Note that $J(x)^t J(x) + \mu I$ is symmetric since $J(x)^t J(x)$ is symmetric and it is also positive definite if $\mu$ is selected well. Accordingly, the Cholesky factorization can be applied to it. \begin{aligned} (J(x)^t J(x) + \mu I) v = (\lambda + \mu)v = \hat{J}(x)^t \hat{J}(x) v \end{aligned}

where $\hat{J}(x)^t \hat{J}(x)$ is positive definite and its all eigenvalues are positive. Then the eigenvalue of $\hat{J}(x)^t \hat{J}(x)$ is $\lambda + \mu$, so the singular value of $\hat{J}(x)$ is $\sqrt{\lambda + \mu}$. Therefore, the original singular value of $J(x)$, $\sqrt{\lambda}$, is increased to $\sqrt{\lambda + \mu}$, and it helps the ill-conditioned $J(x)$ to be far from this condition.

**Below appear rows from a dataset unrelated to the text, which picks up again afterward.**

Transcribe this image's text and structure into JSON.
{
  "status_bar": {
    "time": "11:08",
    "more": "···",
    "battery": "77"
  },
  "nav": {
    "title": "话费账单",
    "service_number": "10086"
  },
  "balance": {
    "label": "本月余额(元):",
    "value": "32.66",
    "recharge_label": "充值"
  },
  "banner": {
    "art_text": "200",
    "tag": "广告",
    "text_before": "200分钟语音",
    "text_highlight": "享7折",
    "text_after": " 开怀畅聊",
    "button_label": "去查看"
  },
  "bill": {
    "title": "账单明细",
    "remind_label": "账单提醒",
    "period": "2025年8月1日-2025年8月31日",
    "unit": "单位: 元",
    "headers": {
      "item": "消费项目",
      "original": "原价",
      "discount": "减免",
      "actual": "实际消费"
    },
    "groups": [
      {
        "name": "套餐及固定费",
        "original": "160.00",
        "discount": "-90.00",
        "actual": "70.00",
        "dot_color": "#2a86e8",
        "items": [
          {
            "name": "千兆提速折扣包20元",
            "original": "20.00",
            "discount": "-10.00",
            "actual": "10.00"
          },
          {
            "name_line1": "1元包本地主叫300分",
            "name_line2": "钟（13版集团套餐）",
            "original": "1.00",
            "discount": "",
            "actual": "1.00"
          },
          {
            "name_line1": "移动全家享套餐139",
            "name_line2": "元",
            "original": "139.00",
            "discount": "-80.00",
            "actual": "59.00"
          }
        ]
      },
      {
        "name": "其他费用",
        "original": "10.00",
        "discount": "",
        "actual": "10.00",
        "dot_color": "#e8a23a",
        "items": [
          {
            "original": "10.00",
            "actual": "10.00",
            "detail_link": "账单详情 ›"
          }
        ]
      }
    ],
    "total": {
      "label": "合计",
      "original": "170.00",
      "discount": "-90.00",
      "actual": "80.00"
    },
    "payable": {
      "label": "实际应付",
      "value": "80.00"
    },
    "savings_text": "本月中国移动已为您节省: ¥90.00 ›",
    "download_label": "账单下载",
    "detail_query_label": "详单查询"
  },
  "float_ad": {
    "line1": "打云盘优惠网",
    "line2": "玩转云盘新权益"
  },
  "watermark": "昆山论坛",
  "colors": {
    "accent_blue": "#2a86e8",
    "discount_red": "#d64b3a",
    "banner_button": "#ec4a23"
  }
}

The corresponding linear least squares problem to Levenberg-Marquardt method is, \begin{aligned} \left(\begin{array}{c} J(x) \\ \sqrt{\mu} \ I \end{array}\right) s \cong \left(\begin{array}{c} -r(x) \\ \mathbf{0} \end{array}\right) \end{aligned}

### Reference

[1] Michael T. Heath, Scientific Computing: An Introductory Survey. 2nd Edition, McGraw-Hill Higher Education.